Karena itulah, kata Ansy, peran pendamping sangat dibutuhkan. Kehadiran pendamping dapat membawa pengaruh yang baik bagi perempuan berhadapan dengan hukum. Pendamping dalam hal ini dapat menjadi seseorang yang dapat membantu memberikan penguatan kepada perempuan, terutama dari segi psikologis.

Hanya saja, Ansy menjelaskan, akses pendamping dalam memberikan pendampingan terhadap perempuan pun sangat terbatas. Selama ini pendamping hanya bisa bisa mengantarkan perempuan berhadapan dengan hukum hingga batas “pintu” persidangan saja. Sisanya, mereka kerap berjuang sendirian. “Kami kasihan dengan mereka, sangat mau sebenarnya mendampingi mereka sampai akhir. Seringkali kami tak memperoleh izin (dari keluarga?),” keluh Ansy.

Pendampingan merupakan salah satu hak yang dapat diakses oleh perempuan berhadapan dengan hukum. Faktanya, masih banyak dari mereka yang tidak didampingi oleh pendamping selama proses peradilan berlangsung, bahkan saat penyidikan di kepolisian. Ansy mengatakan, kebutuhan terhadap pendamping kadang tidak dianggap sebagai hal yang penting oleh aparat penegak hukum.

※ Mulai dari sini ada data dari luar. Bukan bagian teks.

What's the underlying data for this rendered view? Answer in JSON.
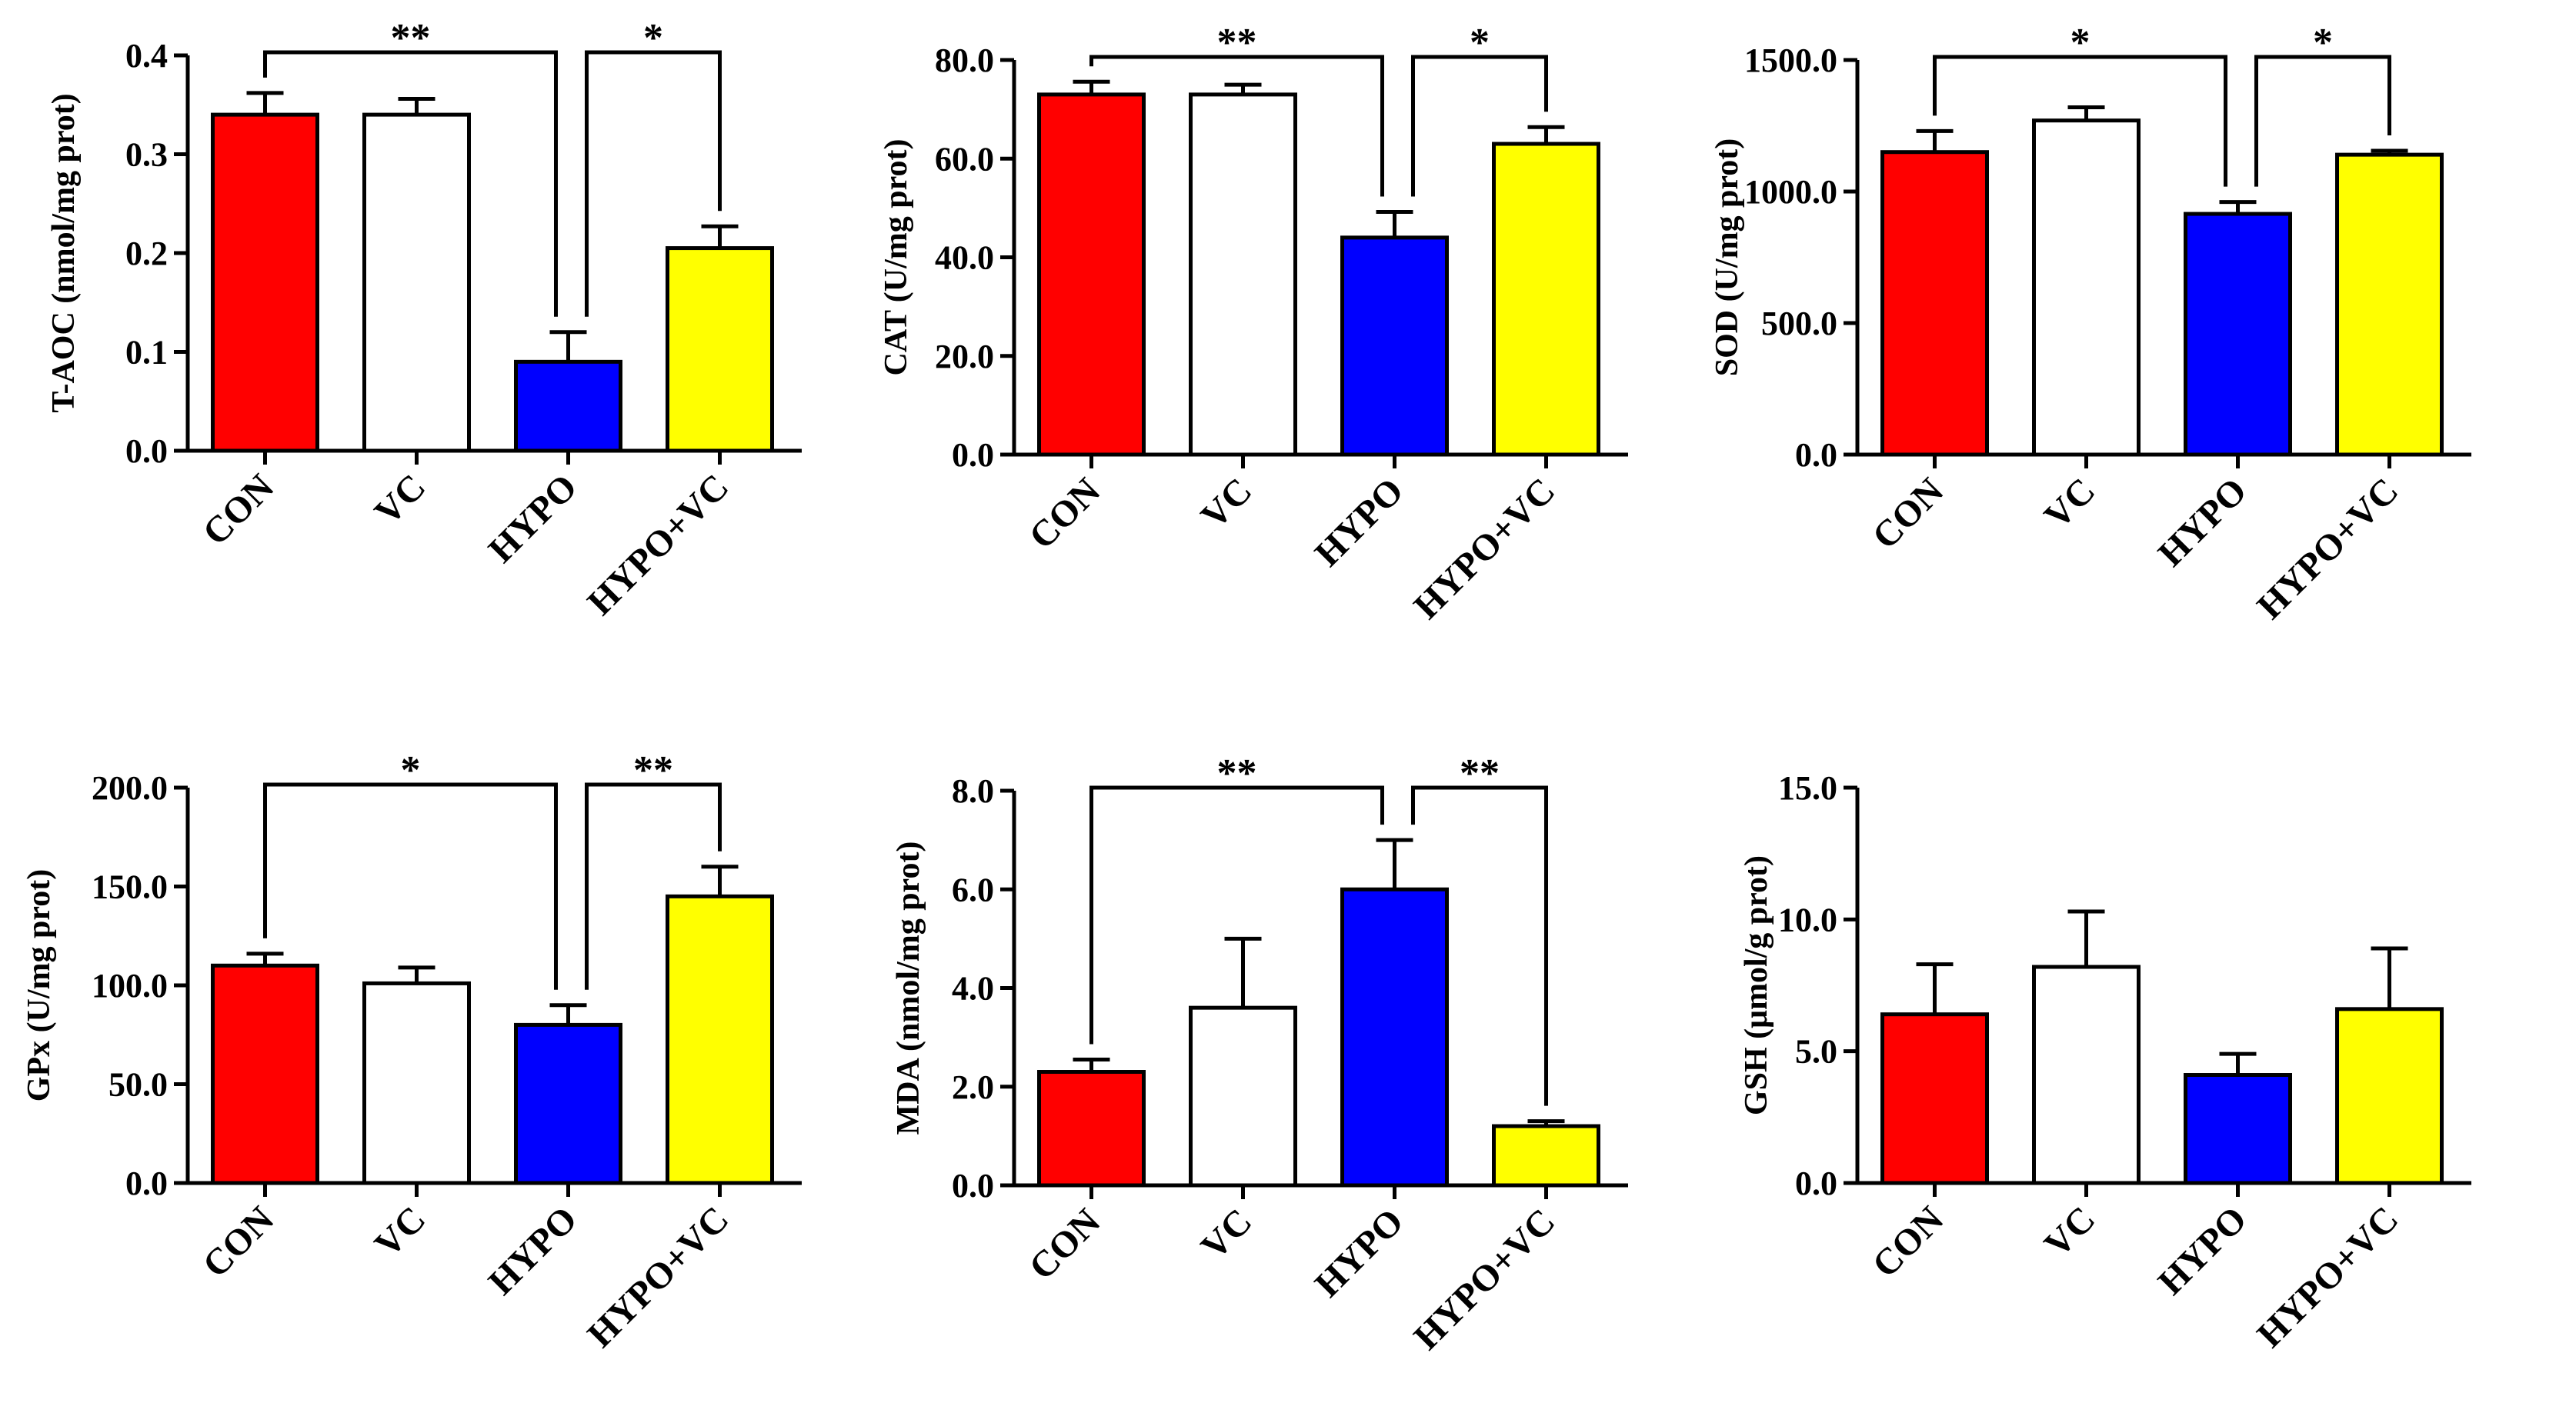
{
  "colors": {
    "CON": "#ff0000",
    "VC": "#ffffff",
    "HYPO": "#0000ff",
    "HYPO+VC": "#ffff00",
    "stroke": "#000000"
  },
  "chart_data": [
    {
      "type": "bar",
      "ylabel": "T-AOC (nmol/mg prot)",
      "categories": [
        "CON",
        "VC",
        "HYPO",
        "HYPO+VC"
      ],
      "values": [
        0.34,
        0.34,
        0.09,
        0.205
      ],
      "errors": [
        0.022,
        0.016,
        0.03,
        0.022
      ],
      "ylim": [
        0,
        0.4
      ],
      "yticks": [
        "0.0",
        "0.1",
        "0.2",
        "0.3",
        "0.4"
      ],
      "significance": [
        {
          "from": 0,
          "to": 2,
          "label": "**"
        },
        {
          "from": 2,
          "to": 3,
          "label": "*"
        }
      ]
    },
    {
      "type": "bar",
      "ylabel": "CAT (U/mg prot)",
      "categories": [
        "CON",
        "VC",
        "HYPO",
        "HYPO+VC"
      ],
      "values": [
        73,
        73,
        44,
        63
      ],
      "errors": [
        2.6,
        2.0,
        5.2,
        3.4
      ],
      "ylim": [
        0,
        80
      ],
      "yticks": [
        "0.0",
        "20.0",
        "40.0",
        "60.0",
        "80.0"
      ],
      "significance": [
        {
          "from": 0,
          "to": 2,
          "label": "**"
        },
        {
          "from": 2,
          "to": 3,
          "label": "*"
        }
      ]
    },
    {
      "type": "bar",
      "ylabel": "SOD (U/mg prot)",
      "categories": [
        "CON",
        "VC",
        "HYPO",
        "HYPO+VC"
      ],
      "values": [
        1150,
        1270,
        915,
        1140
      ],
      "errors": [
        80,
        50,
        45,
        15
      ],
      "ylim": [
        0,
        1500
      ],
      "yticks": [
        "0.0",
        "500.0",
        "1000.0",
        "1500.0"
      ],
      "significance": [
        {
          "from": 0,
          "to": 2,
          "label": "*"
        },
        {
          "from": 2,
          "to": 3,
          "label": "*"
        }
      ]
    },
    {
      "type": "bar",
      "ylabel": "GPx (U/mg prot)",
      "categories": [
        "CON",
        "VC",
        "HYPO",
        "HYPO+VC"
      ],
      "values": [
        110,
        101,
        80,
        145
      ],
      "errors": [
        6,
        8,
        10,
        15
      ],
      "ylim": [
        0,
        200
      ],
      "yticks": [
        "0.0",
        "50.0",
        "100.0",
        "150.0",
        "200.0"
      ],
      "significance": [
        {
          "from": 0,
          "to": 2,
          "label": "*"
        },
        {
          "from": 2,
          "to": 3,
          "label": "**"
        }
      ]
    },
    {
      "type": "bar",
      "ylabel": "MDA (nmol/mg prot)",
      "categories": [
        "CON",
        "VC",
        "HYPO",
        "HYPO+VC"
      ],
      "values": [
        2.3,
        3.6,
        6.0,
        1.2
      ],
      "errors": [
        0.25,
        1.4,
        1.0,
        0.1
      ],
      "ylim": [
        0,
        8
      ],
      "yticks": [
        "0.0",
        "2.0",
        "4.0",
        "6.0",
        "8.0"
      ],
      "significance": [
        {
          "from": 0,
          "to": 2,
          "label": "**"
        },
        {
          "from": 2,
          "to": 3,
          "label": "**"
        }
      ]
    },
    {
      "type": "bar",
      "ylabel": "GSH (μmol/g prot)",
      "categories": [
        "CON",
        "VC",
        "HYPO",
        "HYPO+VC"
      ],
      "values": [
        6.4,
        8.2,
        4.1,
        6.6
      ],
      "errors": [
        1.9,
        2.1,
        0.8,
        2.3
      ],
      "ylim": [
        0,
        15
      ],
      "yticks": [
        "0.0",
        "5.0",
        "10.0",
        "15.0"
      ],
      "significance": []
    }
  ]
}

Memang benar bahwa hukum acara pidana bertujuan untuk mencari kebenaran materiil, namun dalam prosesnya seringkali hak-hak perempuan berhadapan dengan hukum terabaikan. Hak untuk mendapatkan pendamping adalah salah satunya. Menurut Ansy, kehadiran pendamping juga sebenarnya bisa membantu aparat penegak hukum melancarkan pemeriksaan. Hanya saja, kata Ansy, peran ini kerap kurang disadari oleh aparat penegak hukum.

Pengalaman serupa juga dirasakan sebelumnya oleh Sri Nurherwati, Koordinator Layanan Hukum LBH Apik, sebagaimana dilansir dalam hukumonline (12/03/2009). Sri mengeluh, pendamping kerap diposisikan hanya sebagai pemantau, terutama dalam sidang tertutup. Menurut Sri, pendamping kerap tak mendapatkan akses untuk menemani perempuan berhadapan dengan hukum.

Dia menuturkan, pendamping bisa memberikan layanan psikologis agar perempuan menjadi lebih tenang saat menjalani pemeriksaan. Dalam kasus-kasus kekerasan, banyak perempuan korban mengalami trauma psikis yang cukup signifikan. Dampaknya, mereka kerap tak bisa leluasa menyampaikan informasi karena dihinggapi rasa cemas dan dibayangi ketakutan.

Persoalannya, pendamping juga tak bisa bergerak leluasa karena kewenangan yang terbatas. Undang-Undang Republik Indonesia Nomor 31 Tahun 2014 tentang Perubahan Atas Undang-Undang Nomor 13 Tahun 2006 tentang Perlindungan Saksi dan Korban tidak mengatur kewenangan pendamping secara detail. Aturan ini juga belum menjelaskan mengenai posisi pendamping di persidangan. Menurut Sri, belum adanya regulasi yang tegas membuat pendampingan perempuan menjadi tak maksimal.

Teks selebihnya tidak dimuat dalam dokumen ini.